If you are losing the flash you could be losing the spark and or, you are using a poor quality strobe that will flash after the spark. These strobes are fine at low rpm but at high rpm the delay adds up and is significant.

Best of luck,
Cash
 
bigstu said:
I set the timing (boyer) at about 30dbtdc static.
I failed to set with the strobe.....when I got close to the 5000rpm the signal seemed to break up.




Stu
Hi Stu,

Regarding the flash breaking up at high revs, are you using the bike's battery to power your strobe light? It'll do that on mine everytime. Gotta hook it up to the car or another bike, (not running).

Bob
 
illf8ed said:
My '72 combat is doing the same if not worse. Setting the timing back to 26BTDC helped


I'm wondering if Combat owners are actually aware that the factory issued a service release that recommend ignition timing on Combats should be set to 26 deg. BTDC F/A with 250 main jets if lower than standard 97 RON octane (= around 92 pump octane in the US) fuel was used instead of the standard 100 RON (around 96 US pump octane)?

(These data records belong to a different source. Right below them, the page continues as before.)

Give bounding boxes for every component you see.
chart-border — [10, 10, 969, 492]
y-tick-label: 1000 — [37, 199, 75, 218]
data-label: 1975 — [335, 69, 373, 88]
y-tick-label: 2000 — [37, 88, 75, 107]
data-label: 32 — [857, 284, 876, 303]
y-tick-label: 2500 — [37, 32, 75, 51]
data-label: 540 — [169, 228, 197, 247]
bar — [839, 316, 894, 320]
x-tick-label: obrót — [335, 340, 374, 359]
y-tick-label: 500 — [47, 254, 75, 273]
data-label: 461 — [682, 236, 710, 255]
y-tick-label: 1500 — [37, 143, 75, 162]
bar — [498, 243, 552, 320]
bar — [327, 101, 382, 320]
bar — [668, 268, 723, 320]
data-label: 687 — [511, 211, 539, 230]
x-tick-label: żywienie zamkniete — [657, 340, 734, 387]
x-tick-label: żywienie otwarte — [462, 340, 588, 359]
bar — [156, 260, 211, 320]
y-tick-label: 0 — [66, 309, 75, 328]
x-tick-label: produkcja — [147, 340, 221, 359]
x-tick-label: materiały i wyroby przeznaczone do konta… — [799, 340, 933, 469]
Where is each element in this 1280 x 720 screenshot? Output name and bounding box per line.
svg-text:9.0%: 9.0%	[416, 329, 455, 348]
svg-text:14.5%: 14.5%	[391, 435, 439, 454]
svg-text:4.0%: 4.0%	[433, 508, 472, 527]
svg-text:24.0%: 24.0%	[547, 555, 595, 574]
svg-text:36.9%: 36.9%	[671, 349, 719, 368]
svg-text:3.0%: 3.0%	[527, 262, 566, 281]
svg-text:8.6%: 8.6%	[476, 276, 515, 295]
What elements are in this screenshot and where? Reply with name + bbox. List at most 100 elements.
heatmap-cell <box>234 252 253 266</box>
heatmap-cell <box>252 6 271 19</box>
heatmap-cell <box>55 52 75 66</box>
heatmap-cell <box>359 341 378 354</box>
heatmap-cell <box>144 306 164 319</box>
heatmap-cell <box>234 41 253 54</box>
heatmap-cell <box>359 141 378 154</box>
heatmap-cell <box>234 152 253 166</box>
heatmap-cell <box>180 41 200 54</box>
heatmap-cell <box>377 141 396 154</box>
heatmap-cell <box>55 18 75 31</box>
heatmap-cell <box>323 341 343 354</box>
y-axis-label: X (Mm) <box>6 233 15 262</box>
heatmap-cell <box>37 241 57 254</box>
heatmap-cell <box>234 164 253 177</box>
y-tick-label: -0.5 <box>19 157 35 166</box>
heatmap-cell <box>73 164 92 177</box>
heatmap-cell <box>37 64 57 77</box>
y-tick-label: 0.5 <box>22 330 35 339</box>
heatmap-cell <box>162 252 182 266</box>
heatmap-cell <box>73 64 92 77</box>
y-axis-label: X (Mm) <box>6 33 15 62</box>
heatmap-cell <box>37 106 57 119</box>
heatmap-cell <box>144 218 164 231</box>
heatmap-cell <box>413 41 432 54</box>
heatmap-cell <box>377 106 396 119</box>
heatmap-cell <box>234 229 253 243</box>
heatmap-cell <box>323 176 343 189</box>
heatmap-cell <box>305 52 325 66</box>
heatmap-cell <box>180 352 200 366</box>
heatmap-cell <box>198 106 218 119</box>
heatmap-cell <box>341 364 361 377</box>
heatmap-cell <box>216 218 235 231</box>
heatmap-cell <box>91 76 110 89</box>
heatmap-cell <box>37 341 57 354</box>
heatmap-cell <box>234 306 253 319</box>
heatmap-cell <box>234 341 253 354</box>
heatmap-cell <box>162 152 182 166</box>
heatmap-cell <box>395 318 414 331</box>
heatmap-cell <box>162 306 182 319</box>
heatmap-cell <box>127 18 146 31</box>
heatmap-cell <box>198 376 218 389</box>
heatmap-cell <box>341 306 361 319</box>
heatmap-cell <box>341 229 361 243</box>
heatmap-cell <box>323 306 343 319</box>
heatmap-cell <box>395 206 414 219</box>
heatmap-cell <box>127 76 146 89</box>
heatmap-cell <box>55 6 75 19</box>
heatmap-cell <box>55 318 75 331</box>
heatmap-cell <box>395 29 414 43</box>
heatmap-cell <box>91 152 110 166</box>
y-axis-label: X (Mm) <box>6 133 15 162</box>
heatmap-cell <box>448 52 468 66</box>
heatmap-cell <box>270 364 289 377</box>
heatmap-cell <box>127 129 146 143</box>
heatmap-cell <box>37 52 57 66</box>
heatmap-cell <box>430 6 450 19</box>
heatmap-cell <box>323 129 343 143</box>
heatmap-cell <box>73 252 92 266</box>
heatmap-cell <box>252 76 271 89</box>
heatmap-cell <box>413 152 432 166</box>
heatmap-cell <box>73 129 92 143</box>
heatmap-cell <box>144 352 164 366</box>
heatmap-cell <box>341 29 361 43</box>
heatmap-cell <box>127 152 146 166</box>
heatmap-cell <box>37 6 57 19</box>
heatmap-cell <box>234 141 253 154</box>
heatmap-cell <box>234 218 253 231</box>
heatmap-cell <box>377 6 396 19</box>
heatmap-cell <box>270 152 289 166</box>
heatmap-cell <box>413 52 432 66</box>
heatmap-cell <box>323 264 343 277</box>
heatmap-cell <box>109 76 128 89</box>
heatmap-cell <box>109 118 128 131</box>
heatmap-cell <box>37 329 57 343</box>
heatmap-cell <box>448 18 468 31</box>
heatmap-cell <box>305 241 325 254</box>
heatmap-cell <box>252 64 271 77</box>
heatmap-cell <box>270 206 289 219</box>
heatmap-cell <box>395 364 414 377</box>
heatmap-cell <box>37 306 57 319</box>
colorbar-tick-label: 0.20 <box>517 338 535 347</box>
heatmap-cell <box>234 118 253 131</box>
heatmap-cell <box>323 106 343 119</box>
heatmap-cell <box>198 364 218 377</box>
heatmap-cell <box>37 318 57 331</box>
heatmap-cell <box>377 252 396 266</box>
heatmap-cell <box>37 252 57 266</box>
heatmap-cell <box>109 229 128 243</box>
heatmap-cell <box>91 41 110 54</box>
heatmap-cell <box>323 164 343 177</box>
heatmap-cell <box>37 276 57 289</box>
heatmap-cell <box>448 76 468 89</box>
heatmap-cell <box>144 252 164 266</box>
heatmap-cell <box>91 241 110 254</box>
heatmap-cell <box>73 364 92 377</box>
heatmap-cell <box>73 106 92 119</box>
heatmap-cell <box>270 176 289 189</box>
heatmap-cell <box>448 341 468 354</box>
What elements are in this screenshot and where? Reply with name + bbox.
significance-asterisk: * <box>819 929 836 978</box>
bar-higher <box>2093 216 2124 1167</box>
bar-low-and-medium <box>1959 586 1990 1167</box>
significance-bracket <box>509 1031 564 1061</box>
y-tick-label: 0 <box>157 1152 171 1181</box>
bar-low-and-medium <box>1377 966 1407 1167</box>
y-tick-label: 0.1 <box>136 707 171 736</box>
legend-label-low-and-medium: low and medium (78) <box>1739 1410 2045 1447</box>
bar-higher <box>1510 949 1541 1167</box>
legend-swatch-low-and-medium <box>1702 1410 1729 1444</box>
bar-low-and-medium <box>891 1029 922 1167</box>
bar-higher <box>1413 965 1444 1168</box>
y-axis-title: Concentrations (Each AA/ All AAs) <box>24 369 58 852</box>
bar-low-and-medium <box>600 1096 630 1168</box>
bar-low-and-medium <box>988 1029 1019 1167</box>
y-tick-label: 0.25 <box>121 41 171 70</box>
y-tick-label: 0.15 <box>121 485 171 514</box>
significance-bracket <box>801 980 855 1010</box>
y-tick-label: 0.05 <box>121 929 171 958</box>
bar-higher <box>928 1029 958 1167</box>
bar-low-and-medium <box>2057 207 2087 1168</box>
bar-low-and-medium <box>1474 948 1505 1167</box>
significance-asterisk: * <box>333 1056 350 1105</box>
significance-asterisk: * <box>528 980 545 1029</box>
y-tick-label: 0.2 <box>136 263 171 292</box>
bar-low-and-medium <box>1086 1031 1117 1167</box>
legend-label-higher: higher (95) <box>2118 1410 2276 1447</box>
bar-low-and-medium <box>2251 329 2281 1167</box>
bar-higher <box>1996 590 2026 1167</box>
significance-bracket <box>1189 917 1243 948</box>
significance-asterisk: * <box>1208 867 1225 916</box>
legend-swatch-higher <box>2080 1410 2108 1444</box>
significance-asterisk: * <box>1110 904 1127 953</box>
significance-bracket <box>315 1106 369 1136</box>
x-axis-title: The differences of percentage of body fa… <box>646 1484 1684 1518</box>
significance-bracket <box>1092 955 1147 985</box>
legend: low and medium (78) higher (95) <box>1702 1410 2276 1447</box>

http://www.btinternet.com/~madmole/Refe ... ONPON.html


Keith1069 said:
If I'm honest I've never been completely happy with the needle terminology used other than middle!! Top I've always assumed is clip in top groove for weakest mixture.

Yes, the needle grooves are numbered from top (weakest) to bottom (richest).
 
Yes, the needle grooves are numbered from top (weakest) to bottom (richest).
Thanks LAB but if I'd read what I'd written or stopped to think I'd have realised that's not what I meant!! It's when positions 1,2 &3 are mentioned that I've never been happy with, so is 1 Top and 3 bottom groove? (2 is self explanatory for me!). It's academic but would be nice to clear that up.
 
Ah yes, I see what you mean, and let's hope that everyone who describes the grooves by number understands that the groove giving the weakest setting is generally regarded as being number 1.